Ray bajó la cabeza y empezó a jugar con un cigarrillo. “Estuve pensando mucho en todo lo que pasó” dijo al rato: “Nunca me había pasado algo igual en la vida, loco”. “A mí tampoco” dijo Abel. “¿Seguiste escribiendo?” murmuró entonces el riverense, y subió una cara de facciones profundamente preocupadas y ojos profundamente esperanzados en que yo hubiera dejado de escribir para siempre. “¿Por qué no me preguntás si seguí respirando?” contestó Abel. “Está bien” dijo Ray: “Me alegro, entonces.

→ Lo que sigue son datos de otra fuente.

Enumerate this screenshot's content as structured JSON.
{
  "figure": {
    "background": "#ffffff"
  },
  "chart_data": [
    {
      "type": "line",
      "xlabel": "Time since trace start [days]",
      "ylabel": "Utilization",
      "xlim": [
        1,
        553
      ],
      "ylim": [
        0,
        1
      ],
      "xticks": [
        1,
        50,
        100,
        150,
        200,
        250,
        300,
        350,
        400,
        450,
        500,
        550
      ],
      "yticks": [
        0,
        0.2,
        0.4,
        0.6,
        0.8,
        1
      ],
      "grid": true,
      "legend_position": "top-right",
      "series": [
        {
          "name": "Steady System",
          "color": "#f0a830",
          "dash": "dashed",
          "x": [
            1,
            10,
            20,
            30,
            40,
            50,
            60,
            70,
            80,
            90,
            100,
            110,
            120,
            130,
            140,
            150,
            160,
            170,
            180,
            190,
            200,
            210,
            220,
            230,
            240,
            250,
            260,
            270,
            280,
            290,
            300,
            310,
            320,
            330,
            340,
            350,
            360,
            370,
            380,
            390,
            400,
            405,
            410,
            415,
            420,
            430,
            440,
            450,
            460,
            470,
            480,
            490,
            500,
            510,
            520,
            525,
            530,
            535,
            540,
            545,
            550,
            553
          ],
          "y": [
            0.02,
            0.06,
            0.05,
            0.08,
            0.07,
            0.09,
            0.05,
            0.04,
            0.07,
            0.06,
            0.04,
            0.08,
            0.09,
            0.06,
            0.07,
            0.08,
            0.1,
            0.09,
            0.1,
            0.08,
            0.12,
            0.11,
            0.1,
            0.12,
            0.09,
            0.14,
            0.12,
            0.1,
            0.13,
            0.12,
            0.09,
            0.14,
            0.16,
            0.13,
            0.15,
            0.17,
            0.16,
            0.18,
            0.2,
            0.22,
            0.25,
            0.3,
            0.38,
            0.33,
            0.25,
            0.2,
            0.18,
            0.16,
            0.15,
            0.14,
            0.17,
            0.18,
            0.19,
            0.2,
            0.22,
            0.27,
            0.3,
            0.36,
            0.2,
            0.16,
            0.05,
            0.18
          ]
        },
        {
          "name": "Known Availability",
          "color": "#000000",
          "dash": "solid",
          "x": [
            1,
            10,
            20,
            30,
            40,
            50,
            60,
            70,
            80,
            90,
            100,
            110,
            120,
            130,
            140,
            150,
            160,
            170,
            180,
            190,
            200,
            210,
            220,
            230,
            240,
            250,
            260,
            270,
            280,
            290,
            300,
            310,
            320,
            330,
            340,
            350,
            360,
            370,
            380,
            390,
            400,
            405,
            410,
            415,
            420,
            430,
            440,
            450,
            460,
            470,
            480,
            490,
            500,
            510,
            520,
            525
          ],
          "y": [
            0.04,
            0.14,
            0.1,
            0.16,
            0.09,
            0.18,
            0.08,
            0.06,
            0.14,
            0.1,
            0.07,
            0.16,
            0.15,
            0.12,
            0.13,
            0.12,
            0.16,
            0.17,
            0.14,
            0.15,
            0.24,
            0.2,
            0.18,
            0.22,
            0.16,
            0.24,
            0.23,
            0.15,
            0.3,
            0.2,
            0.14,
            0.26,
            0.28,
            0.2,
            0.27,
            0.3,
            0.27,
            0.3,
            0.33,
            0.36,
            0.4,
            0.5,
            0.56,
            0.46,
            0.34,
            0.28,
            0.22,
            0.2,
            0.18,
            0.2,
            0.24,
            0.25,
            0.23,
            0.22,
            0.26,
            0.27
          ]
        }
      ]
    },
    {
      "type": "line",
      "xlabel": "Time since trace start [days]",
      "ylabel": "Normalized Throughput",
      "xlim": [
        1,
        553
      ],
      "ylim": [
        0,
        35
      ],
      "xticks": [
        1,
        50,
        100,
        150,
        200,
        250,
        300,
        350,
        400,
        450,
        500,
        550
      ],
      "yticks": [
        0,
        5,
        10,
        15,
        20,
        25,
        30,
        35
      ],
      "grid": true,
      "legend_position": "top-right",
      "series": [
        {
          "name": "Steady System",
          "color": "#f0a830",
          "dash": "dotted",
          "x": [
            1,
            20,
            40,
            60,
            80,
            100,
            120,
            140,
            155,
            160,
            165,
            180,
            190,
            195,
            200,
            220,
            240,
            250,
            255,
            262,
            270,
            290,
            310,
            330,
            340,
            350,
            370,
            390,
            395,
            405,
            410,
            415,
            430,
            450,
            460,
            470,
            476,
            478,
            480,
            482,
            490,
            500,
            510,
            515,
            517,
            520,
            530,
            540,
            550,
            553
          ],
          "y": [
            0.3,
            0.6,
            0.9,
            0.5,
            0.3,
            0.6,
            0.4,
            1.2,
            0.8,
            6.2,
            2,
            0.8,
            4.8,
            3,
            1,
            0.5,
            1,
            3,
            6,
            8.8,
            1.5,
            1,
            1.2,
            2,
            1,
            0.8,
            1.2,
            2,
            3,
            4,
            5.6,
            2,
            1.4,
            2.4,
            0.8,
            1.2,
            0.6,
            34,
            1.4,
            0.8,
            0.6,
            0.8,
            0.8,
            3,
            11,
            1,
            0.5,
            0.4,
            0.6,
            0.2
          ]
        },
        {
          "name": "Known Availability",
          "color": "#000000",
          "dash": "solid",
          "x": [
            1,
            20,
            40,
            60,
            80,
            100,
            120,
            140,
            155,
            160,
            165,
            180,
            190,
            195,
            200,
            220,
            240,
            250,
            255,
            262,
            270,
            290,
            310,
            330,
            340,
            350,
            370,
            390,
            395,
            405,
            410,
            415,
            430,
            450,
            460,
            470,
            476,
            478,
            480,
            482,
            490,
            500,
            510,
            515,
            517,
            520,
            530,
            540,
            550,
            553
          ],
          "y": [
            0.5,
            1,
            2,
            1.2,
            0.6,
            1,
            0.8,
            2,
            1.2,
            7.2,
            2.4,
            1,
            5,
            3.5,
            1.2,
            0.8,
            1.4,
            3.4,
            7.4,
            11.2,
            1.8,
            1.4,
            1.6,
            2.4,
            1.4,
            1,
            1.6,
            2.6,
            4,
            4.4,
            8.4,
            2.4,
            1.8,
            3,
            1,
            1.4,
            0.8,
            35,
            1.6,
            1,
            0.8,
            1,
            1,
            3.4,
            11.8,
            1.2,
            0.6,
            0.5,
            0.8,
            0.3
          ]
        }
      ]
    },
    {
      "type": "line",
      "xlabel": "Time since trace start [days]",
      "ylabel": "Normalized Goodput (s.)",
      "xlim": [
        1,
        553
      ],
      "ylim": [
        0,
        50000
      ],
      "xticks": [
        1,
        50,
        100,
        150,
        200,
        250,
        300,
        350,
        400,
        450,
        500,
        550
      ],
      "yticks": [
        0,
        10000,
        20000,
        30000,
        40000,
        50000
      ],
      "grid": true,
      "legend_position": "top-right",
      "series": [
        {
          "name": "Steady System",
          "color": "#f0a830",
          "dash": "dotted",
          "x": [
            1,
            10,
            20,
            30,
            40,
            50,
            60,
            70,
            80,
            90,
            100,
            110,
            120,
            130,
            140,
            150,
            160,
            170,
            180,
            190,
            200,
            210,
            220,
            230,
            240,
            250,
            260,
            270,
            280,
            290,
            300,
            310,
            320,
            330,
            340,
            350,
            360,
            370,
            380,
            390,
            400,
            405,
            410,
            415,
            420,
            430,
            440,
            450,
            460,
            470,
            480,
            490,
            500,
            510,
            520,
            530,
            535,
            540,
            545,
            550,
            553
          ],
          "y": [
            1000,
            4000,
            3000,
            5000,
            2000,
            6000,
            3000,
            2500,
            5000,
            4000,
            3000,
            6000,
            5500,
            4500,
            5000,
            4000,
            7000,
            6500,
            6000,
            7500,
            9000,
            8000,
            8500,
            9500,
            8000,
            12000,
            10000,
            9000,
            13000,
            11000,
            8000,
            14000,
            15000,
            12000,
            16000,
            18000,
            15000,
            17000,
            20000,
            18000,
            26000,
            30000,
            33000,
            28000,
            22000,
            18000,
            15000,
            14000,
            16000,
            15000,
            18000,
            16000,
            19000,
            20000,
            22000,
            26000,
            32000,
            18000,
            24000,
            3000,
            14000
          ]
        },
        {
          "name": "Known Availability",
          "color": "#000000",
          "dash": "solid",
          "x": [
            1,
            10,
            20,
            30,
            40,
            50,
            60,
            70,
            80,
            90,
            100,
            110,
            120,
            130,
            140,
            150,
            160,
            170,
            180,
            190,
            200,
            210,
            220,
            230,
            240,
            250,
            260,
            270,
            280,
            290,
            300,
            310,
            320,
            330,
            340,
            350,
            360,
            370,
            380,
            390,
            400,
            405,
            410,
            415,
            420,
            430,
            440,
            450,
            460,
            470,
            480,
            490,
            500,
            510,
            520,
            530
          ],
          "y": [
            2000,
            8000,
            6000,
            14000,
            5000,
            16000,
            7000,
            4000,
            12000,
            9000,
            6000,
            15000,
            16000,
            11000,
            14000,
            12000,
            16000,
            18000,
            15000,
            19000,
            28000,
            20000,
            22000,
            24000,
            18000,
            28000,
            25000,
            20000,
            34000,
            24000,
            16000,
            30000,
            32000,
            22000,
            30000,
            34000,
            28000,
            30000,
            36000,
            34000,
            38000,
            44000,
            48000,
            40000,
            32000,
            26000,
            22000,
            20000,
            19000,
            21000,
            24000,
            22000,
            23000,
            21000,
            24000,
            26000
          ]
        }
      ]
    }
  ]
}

Nos vemos cualquier día de estos. Venite por la camioneta: estamos estacionados en un quai pero mañana nos trasladamos aquí a la vuelta, atrás de la Facultad de Medicina. Ya empieza a hacer un frío infernal, cuando amanece”. “Bueno” dije: “Cómo no. Yo vivo en el Saint-Michel. Cuando quieras venir estoy a las órdenes, loco”. Ray me miró sonriendo, bondadoso y con odio. Cada cual pagó lo suyo.